Ustura Kemal'in yaratıcısı çizer Haldun Sevel. Ayvalık Cunda'daki evinde röportaja başlarken bize, bakın size ne göstereceğim diyerek önü işli arka tarafında da Usta Kemal kazılı sigara tablasına benzer bir şey uzatıyor: "Bu yüzyıllık bir şey, bir not defteri, sararmış solmuş." İçinde herhangi bir yazı yok. Yayına başladığı tarihten sonlanana kadar 30 yıl boyunca dokuz gazete dolaşan Ustura Kemal'in ortaya çıkış hikâyesinin başlangıç noktası olduğunu söylüyor bu objenin. Her gün 12-13 saat çalışarak sürmenaj geçirmesine dahi sebep olan ve bu yüzden ilk beş yıllık çizimlerini "beni denizlerden uzaklaştırıyorsun" diye "sulara gömdüğü" macerasının kahramanın esin kaynağıyla altı yedi yaşlarındayken Darülaceze'de karşılaşmış. Annesiyle komşuları olan saraylı bir hanım teyzeyi ziyarete gittikleri bir gün, koridorlarda koşarken gözüne bir odada yatakta uzanan bir adam ilişmiş. Onu "Kadir Savun gibi, başı karyolanın başına değiyor, ayakları ise demirlerden çıkıyordu" diye tanımlıyor. İlk sorusu "amca niye sen bu kadar iri yarısın?" olmuş. Adam ona, bize gösterdiği not defterini uzatmış. Sonra uğruna kumbarasını kırıp evden kaçarak yanına gidip yatağını boş bulduğu bu adam Üsküdarlı Usta Kemal'miş. Bir zamanlar bir kahvehane işleten, mahalledeki dövüşlerde ustalığı nedeniyle kimsenin yenemediği bir kabadayı. Kendisi ev sahibi olmadığı halde mahallenin adalet timsali, öldürülen arkadaşı Ağır Hasan'ın eşine ev alan biri.

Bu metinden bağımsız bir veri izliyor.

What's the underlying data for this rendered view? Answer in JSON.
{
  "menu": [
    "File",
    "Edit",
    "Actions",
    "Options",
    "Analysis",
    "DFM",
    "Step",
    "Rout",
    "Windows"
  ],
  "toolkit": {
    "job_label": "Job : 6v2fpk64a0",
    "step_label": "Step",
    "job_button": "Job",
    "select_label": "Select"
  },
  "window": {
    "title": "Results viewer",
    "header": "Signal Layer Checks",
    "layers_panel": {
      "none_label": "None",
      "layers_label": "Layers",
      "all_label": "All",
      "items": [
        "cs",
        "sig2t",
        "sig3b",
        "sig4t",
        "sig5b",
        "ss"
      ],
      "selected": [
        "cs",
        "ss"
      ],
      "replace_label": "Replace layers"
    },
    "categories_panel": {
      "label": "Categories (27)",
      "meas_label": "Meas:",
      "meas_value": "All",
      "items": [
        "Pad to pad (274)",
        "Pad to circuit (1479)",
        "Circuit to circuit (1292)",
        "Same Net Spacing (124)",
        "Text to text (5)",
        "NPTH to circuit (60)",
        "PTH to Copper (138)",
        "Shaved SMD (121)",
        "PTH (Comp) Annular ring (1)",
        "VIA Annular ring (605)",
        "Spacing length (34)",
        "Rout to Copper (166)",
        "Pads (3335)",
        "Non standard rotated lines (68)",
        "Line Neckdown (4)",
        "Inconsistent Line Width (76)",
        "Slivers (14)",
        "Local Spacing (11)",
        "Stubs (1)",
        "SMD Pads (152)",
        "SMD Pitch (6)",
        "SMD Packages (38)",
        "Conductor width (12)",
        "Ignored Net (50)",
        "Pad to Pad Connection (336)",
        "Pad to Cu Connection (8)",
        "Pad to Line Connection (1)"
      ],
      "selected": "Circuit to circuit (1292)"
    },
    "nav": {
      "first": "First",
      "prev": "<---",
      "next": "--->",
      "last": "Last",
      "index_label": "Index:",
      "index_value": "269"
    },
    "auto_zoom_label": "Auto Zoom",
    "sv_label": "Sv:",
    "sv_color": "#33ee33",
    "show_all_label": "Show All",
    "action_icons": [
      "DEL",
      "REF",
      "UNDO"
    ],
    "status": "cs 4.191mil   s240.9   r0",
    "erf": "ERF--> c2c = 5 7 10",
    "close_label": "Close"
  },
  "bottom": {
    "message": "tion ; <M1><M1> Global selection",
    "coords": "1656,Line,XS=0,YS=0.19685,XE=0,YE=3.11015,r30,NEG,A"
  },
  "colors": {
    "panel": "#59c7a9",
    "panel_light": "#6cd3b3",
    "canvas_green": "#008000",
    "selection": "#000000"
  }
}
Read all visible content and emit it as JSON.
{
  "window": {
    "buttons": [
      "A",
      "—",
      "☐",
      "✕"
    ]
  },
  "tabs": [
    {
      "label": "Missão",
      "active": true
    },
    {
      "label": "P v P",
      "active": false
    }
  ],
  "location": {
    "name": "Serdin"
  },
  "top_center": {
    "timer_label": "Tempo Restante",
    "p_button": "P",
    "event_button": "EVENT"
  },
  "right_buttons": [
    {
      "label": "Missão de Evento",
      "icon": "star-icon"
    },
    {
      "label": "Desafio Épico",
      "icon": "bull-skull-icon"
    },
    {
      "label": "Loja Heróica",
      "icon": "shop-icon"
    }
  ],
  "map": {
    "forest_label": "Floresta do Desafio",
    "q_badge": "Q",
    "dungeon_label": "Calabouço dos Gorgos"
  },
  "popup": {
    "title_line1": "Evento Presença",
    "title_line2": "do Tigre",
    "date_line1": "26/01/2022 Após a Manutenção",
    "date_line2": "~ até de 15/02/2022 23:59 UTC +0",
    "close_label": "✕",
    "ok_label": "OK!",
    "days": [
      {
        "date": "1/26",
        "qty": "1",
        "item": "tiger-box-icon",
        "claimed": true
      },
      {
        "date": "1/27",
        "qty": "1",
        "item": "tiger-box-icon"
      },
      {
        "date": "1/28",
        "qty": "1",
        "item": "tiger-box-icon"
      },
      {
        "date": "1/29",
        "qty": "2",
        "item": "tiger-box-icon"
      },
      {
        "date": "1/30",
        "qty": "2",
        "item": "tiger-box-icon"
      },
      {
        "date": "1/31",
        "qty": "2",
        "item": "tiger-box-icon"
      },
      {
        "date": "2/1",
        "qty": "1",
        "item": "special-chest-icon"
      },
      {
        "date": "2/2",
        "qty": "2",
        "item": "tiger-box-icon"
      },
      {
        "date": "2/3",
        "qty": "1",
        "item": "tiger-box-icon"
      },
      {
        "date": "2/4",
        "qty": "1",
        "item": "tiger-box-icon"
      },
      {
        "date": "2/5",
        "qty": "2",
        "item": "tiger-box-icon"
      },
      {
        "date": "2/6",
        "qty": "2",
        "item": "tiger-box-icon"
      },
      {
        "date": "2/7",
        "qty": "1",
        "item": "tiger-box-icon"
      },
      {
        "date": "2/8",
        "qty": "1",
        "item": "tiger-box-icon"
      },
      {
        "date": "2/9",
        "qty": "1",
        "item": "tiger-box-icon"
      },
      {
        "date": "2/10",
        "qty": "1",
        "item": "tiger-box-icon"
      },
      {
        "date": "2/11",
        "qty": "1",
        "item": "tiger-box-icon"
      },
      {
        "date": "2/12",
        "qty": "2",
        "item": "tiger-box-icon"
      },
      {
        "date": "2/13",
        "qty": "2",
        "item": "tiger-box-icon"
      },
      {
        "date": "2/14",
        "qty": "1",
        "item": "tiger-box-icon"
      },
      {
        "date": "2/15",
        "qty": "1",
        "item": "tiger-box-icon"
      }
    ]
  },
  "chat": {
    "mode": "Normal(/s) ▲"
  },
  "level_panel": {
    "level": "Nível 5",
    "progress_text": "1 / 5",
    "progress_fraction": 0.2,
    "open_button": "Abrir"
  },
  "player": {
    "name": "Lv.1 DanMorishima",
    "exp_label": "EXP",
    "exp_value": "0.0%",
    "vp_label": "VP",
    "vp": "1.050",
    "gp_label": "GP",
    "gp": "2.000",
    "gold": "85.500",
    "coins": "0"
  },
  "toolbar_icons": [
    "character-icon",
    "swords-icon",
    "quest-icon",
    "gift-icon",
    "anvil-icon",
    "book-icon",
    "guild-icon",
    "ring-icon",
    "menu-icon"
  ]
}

Usta Kemal nasıl Ustura Kemal oldu?
Üç resim bir araya geldi mi bir bant oluyor. Gün gazetesine vermek için hazırladığım ilk tanıtım bantında, Ustura Kemal Karacaahmet'teki bir kahveye giriyor, "heyt var mı bana yan bakan" diye bağırıyor. Orada Fetbaz Ömer diye biri var, "ulan benim bulunduğum çöplükte başka horoz istemem" diyerek o dönemlerde saldırma denilen kabadayıların kullandığı döner bıçağına benzeyen, sivri uçlu, çift taraflı bıçağı çekiyor. Bizim kahraman saldırma çekmeye tenezzül etmiyor cebinden bir ustura çıkartıyor, karşısındaki hamle yapınca bileğinden tutuyor, blink! diye vuruyor, parmaklar salatalık gibi dökülüyor yere. Böylece Ustura Kemal çıkıyor ortaya.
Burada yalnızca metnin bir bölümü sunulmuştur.